Owner Occupant Investment Property
by Peter Krzyzanowski
We talk to people everyday that tell us they are sick of paying rent, but aren’t yet ready to commit to buying a property for themselves. That commitment is a concern when there are uncertainties in someone’s future. In Chicago, if someone will be in the city for 3 years they are usually better off buying their home than renting it… but what if they MAY be here, but they MAY also pursue an opportunity somewhere else? What if their job isn’t as stable, or they are thinking of going back to school, or they don’t have a lot of money saved for a down payment, or they aren’t making as much now as they might be in the future? There are plenty of valid reasons someone might not be excited about owning property. All of those reasons come from looking at owning property as a liability. In many cases, that’s valid… you have a monthly payment due every single month and it’s not as easy to move as just leaving at the end of a lease or subletting. We get it!
But… what if… we look at it another way? Instead of looking at the property as a liability, we look at it as an asset. What’s the difference? An asset brings money to your pocket… a liability takes it out. Rent is a liability, just like a mortgage payment. Turning your future home from a liability to an asset is the key. So how do we do that for our clients? As with most things that seem complicated at first, it’s usually just a matter of providing some education and breaking it down to understand how it all works.. We’ve helped several clients over the past few years turn their home in to an asset that helps pay for itself. We didn’t go in and rebuild people’s homes… we help them buy owner-occupied multi-unit properties… one building that has between 2-4 units. They live in one and rent out the other(s). These buyers are thrilled with their decisions. They tell us that they now own a property and are paying out only $500-1000 per month because of the rental income from the other units. Once they are ready to move on to a different home (or city) that property becomes an asset, paying for itself (and usually more) through rental income.
There are a few key items that give owner-occupant buyers a leg up… first off, they get a lower interest rate than a traditional investor might on the same property. Banks like to see people living in the homes they finance because owners generally take better care of their properties.
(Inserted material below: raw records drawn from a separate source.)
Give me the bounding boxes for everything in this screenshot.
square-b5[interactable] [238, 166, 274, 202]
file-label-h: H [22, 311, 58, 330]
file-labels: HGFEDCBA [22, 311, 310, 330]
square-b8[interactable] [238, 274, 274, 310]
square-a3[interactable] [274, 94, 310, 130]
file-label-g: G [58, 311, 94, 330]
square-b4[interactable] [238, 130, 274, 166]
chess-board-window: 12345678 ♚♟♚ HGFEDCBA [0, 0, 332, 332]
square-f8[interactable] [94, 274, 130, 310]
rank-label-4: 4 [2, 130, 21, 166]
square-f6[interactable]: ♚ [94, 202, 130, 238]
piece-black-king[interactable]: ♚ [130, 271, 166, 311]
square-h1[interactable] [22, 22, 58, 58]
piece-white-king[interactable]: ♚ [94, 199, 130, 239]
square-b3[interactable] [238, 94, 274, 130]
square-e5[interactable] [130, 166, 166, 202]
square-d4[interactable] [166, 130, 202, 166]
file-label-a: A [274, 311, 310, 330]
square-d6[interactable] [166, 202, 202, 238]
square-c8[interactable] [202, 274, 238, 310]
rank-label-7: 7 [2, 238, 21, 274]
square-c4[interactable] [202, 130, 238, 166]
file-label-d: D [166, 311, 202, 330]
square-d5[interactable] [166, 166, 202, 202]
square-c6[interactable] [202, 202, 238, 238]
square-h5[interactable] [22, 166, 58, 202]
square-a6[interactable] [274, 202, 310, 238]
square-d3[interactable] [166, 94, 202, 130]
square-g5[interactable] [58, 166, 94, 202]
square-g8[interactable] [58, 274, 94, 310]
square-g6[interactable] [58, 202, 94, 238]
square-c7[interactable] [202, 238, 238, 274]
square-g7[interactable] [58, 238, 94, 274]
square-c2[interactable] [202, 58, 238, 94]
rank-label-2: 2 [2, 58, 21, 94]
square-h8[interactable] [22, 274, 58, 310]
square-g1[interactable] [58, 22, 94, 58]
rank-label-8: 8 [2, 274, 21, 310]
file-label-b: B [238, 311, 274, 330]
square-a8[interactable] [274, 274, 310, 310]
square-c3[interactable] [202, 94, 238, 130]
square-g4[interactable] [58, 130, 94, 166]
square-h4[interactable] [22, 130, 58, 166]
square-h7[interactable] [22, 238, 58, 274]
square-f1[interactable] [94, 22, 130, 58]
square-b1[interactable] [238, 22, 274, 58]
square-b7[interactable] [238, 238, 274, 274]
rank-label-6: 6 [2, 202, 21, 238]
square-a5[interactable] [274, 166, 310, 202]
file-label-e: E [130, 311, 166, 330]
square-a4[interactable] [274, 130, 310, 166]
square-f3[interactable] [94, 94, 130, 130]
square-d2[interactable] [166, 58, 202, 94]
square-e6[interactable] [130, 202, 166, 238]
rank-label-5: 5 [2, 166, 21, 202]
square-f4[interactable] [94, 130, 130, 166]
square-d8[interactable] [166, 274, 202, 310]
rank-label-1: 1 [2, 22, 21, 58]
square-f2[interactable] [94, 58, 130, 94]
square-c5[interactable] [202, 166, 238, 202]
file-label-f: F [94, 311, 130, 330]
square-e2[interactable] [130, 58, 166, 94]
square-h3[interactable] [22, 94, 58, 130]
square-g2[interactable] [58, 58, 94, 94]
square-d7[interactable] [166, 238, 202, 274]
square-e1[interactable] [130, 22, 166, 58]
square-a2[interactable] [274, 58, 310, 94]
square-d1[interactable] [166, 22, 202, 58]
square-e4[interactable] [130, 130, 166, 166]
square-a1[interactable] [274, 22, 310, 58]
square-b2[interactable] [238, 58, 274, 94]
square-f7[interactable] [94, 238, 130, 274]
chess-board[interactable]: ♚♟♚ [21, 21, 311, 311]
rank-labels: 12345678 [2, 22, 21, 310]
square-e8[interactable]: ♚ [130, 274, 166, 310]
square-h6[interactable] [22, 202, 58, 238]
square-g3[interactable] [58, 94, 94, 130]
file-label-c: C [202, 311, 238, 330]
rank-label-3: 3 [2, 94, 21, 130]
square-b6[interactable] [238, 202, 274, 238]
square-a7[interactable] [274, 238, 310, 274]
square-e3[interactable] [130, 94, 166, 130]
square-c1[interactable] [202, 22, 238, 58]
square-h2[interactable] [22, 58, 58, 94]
Owner-occupant investors get to enjoy that lower rate for all 30 years of the loan, whether they live there or not (as long as they plan to live there for a year). Second, owners that occupy their properties don’t need to have as large of a down payment as investors buying the same building. Because banks see less risk with owner-occupants, they can buy a property with as little as 3.5% down payment on an FHA loan. Compare that to a traditional investor that needs a 25-30% down payment. Third, owner-occupant investors are better prepared to weather any changes in the real estate market than traditional home buyers because they have other people’s income to help pay the mortgage. Where a traditional buyer may have 1 or 2 incomes to support the mortgage payment. The owner-occupant investor may have 4-10 (depending on number of units) incomes to support their mortgage payments. It’s possible that 1 or 2 people lose their income, but highly unlikely that all 8 people living in a 4 unit building will lose their incomes. That’s diversifying! The fourth and final reason, is that real estate is really the only leveraged investment that is available to the average person. Leverage means that while only paying a small portion of the total cost of an asset, the average person can participate in 100% of the income and appreciation of that asset.
So if owner-occupant investors are better off than traditional investors AND traditional owner-occupants, why doesn’t everyone do this? We’ve said it before and we’ll say it again… it’s simply a matter of education. They don’t have a real estate advisor who has been through this personally, understands their concerns, and can teach them about all of it so they can make the best decision for themselves.